Bisogna riconoscere che a questo sentimento diffuso in un recente intervento televisivo Putin ha risposto in modo chiaro e realistico, dicendo che se si abbandonasse la Cecenia, e in generale il Caucaso settentrionale, e non la si aiutasse a svilupparsi economicamente e socialmente, si favorirebbe la ripresa delle forze separatiste.
In conclusione – anziché abbandonarsi a previsioni che sono sempre meno interessanti delle analisi della realtà, tanto più che nel nostro caso oggi come oggi la vittoria di Putin, che però dovrà rinnovarsi, alle prossime elezioni sembra scontata e l’unica incognita è se egli la otterrà al primo turno o dovrà subire lo smacco di un ballottaggio dopo quello di un calo di popolarità – ci sia consentita una breve considerazione generale che però è l’orizzonte in cui si colloca quanto si è venuto sopra dicendo. Un concetto che dovrebbe essere applicato nelle analisi della situazione mondiale è quello di “postcomunismo”.
POST COMUNISMO
L’aggettivo postcomunista è comunemente usato per designare le aree in cui il comunismo è venuto meno, però con un senso cronologico-descrittivo senza concettualizzare la complessa e varia realtà che si è costituita dopo il 1989-1991, cioè dopo il crollo del muro di Berlino e, evento ancora maggiore, dell’Unione Sovietica.
Si parlò allora di “fine del comunismo” e ci fu persino chi, con un libro interessante nonostante la smentita delle sue profezie, proclamò la «fine della storia » intendendo l’affermarsi ormai dell’unica grande ideologia superstite e vittoriosa: quella democratico-liberale.

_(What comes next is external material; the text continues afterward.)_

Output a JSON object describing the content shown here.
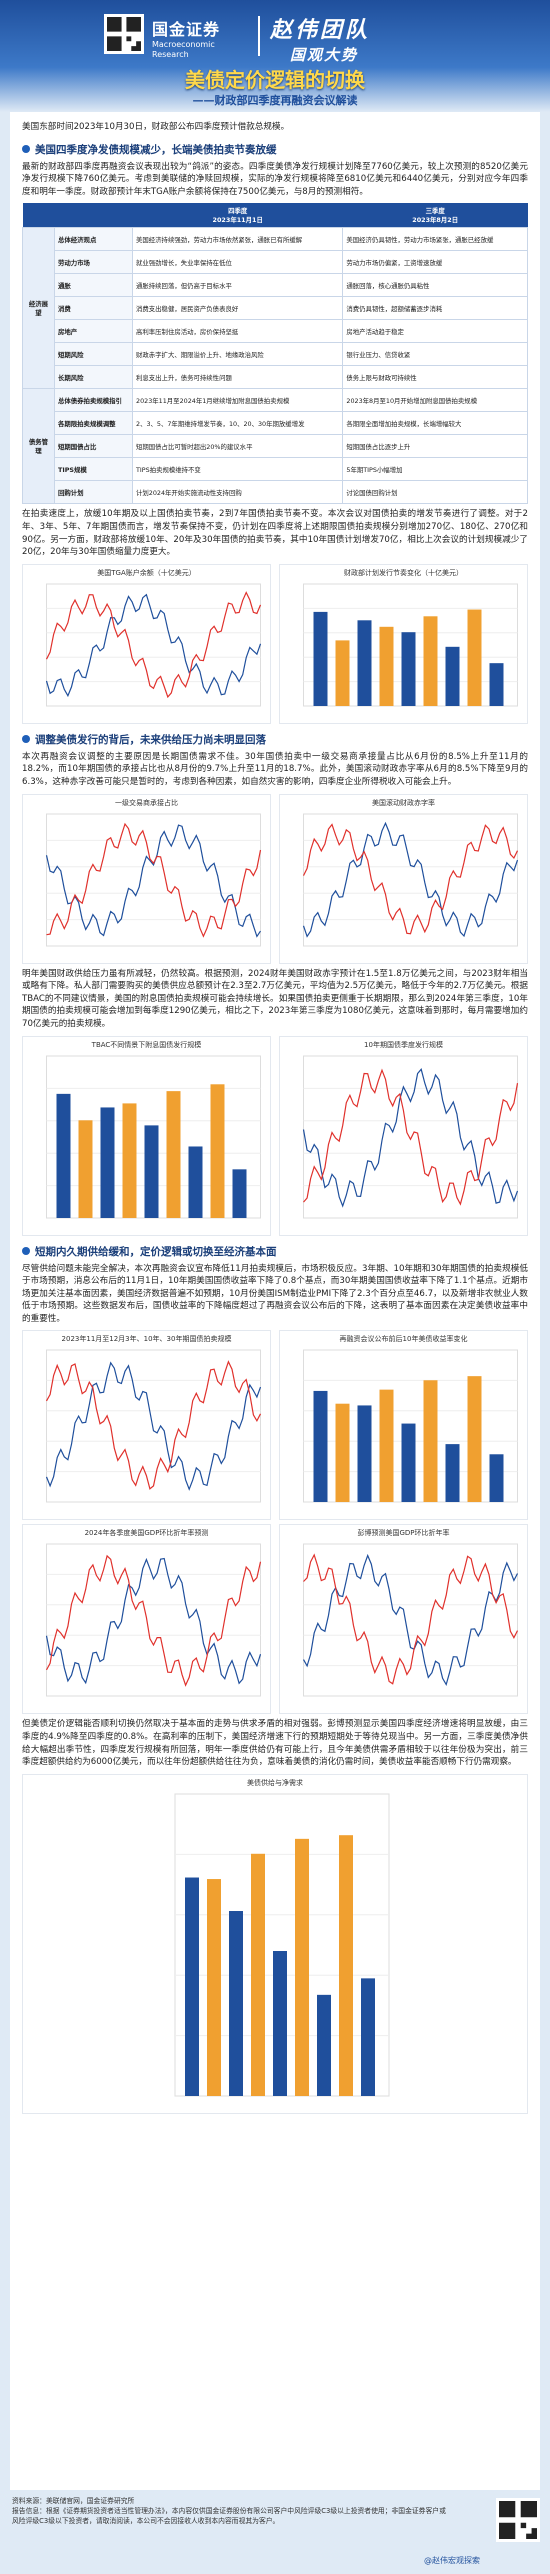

In realtà il comunismo, storicamente battuto, non era finito e ne faceva fede la Cina e, in modo minore ma significativo, la Corea settentrionale, nonché Cuba. Ma la stessa ex Unione Sovietica non costituisce soltanto qualcosa che viene “dopo” il comunismo, bensì una realtà a sé, segnata, come era inevitabile, dall’esperienza (o esperimento) comunista. In piccolo, nel nostro stesso Paese, dove il comunismo ha avuto nel dopoguerra la presenza più ingente e incisiva dell’intera Europa, la nostra sinistra è post comunista e non socialdemocratica. E il comunismo come evento centrale della storia dello scorso secolo sembra diventato quasi un tema tabù, rimosso dalla memoria per interesse dei suoi eredi.